Cardella: The Dimming of the Day

She was a plain-looking girl with a plain name to match. An American name. She never wore makeup. No one would have ever claimed she was a beauty. The best you could say for her was that she was practical. Outworked everybody. That’s how she got herself noticed. Outworking everybody at the office. Before you quite knew it, you wound up working FOR her and not the other way around.

Even the food she liked was practical, like the never-ending portion of breadsticks at the Olive Garden. He fought the natural urge to be snobbish around her. She knew she wasn’t one of those fancy girls who attracted men. Her husband had left her and she acted as if she deserved it. Never complained. Maybe that was what was so endearing. The way she embraced her plainness. The guy had left her with a son, who was troubled in unspecified ways. But it was obvious that he was old enough to contribute to the household. From the things she said about him, any contribution he made was purely some hope off in a never-to-be realized future. But she held no bitterness toward him. He was her son and that was reason enough to protect him. Stand by him.

She had two sisters. Got both of them jobs working for the government with her. He never got to know them. For some unknown reason, he felt a strong sense that her sisters were not worthy of her. It was perhaps unfair that he felt that way. He didn’t know enough about them. But it didn’t prevent him from imagining a stern home environment where they held some kind of hold over her. And in response, all she could do was work harder than the others to try to gain their grudging respect. She had married and left the terrible household, yet she could never abandon them. Her mother was probably a single parent, he thought, who knew that she – her oldest daughter — was smarter than the other two. No matter how much they despised her for her superior intelligence, they were dependent on her to get them jobs. She always did, which made them hate her all the more. He made the entire scenario up in his imagination. For what purpose?

Her name was the same as his wife’s. Was it possible that goodness and virtue could reside in a person because of their name? He didn’t think so. He was certain that if he looked hard enough he could find a bad person with that name. But he liked to think he couldn’t. He liked to imagine that the name was magical. Preordained that both women with the same given name could work so hard.
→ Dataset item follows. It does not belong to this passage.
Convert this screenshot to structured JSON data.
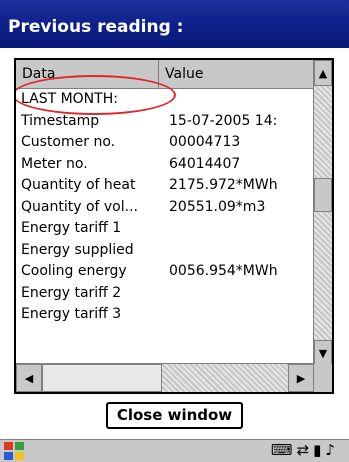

Love so nobly. Have not a malevolent bone in their body. And that if you found two such women, you could surely find hundreds, thousands, millions more.

Back in the day, the workplace was different. In the midst of drudgery, you could find joy. People cared for each other. Office partitions had not been erected yet. There were no barriers to their friendships. No enforced silences. He even got away with playing his music on a small DVD player. He played all kinds of music. She worked at a desk nearby. Her head buried in her work. Oblivious to the music coming from his workspace.
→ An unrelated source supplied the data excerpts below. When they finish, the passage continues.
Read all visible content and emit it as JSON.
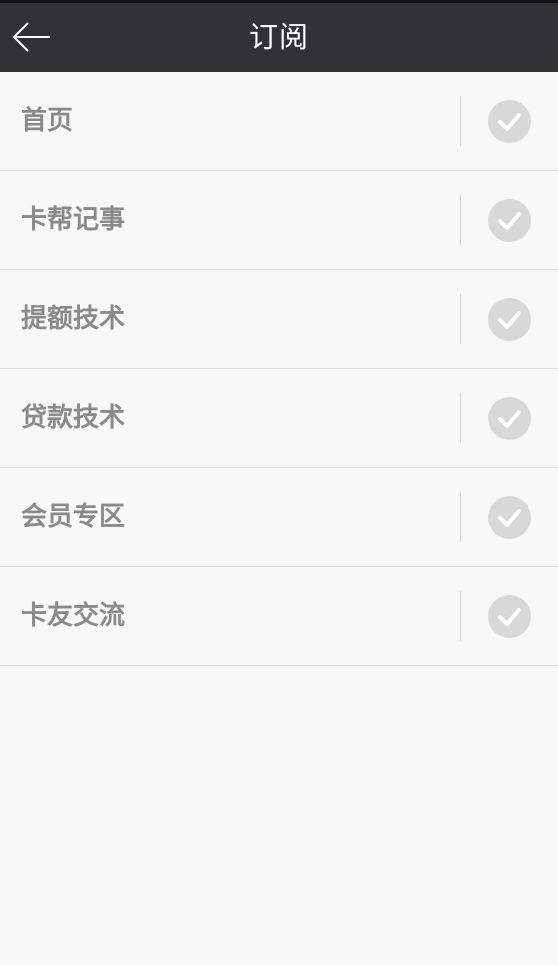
{
  "header": {
    "title": "订阅",
    "back_icon": "arrow-left-icon"
  },
  "subscriptions": [
    {
      "label": "首页",
      "checked_icon": "check-circle-icon"
    },
    {
      "label": "卡帮记事",
      "checked_icon": "check-circle-icon"
    },
    {
      "label": "提额技术",
      "checked_icon": "check-circle-icon"
    },
    {
      "label": "贷款技术",
      "checked_icon": "check-circle-icon"
    },
    {
      "label": "会员专区",
      "checked_icon": "check-circle-icon"
    },
    {
      "label": "卡友交流",
      "checked_icon": "check-circle-icon"
    }
  ],
  "colors": {
    "header_bg": "#323236",
    "page_bg": "#f8f8f8",
    "label_text": "#8a8a8a",
    "check_bg": "#d8d8d8"
  }
}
And then one day, March had suddenly arrived and with it, he found himself playing Celtic music to celebrate the arrival of St. Patty’s Day. She seemed to come alive to the music. She stopped by his desk and complimented him on the lovely sounds. You could tell that she was surprised at his love of Irish music, especially since he wasn’t Irish. She was the kind of girl who was proudly Irish, who tended to wear garish green outfits on St. Patty’s Day complete with corny buttons that proclaimed KISS ME I’M IRISH. The getups seemed wildly inappropriate for a plain girl with a quiet personality. That afternoon, she borrowed his collection of DVDs. “The Irish Poet” Van Morrison and the Chieftains and the album IRISH HEARTBEAT. She returned the music the following week, again expressing her wonder at their beauty.

Less than a year later, he retired from his job as a defense contractor. Bored. Frustrated. Disappointed that he let the job beat him down. She replaced him as Project Manager. She made some heartfelt apologies to him for her replacing him. Perhaps thinking that she had betrayed him in some way by her success. He shrugged it off. Amused that she could misread him so badly. The last thing he saw on his way out the door was her hunched over her desk. Hard at work.

Two years passed. Not a thought about her. People pass in and out of people’s lives easily once the work connection is gone. And then one day, a friend who still worked at the old office casually mentioned to him that she had died. There are people whose impact on your life cannot be fully known until they are gone. So it was with her. He had trouble imagining her no longer hunched over her desk working. Whatever the reason she was driven to work so hard would remain unknown to him. The mystery of her optimism would remain a mystery. She had died as quietly as she had lived. A girl whose eyes lit up on St. Patty’s Day. Whose heart was uplifted by the romance of Celtic music.

And he thought he could see her. Sitting in a chair at twilight. Waiting for a lover who would never return. While a voice sang The Dimming of the Day.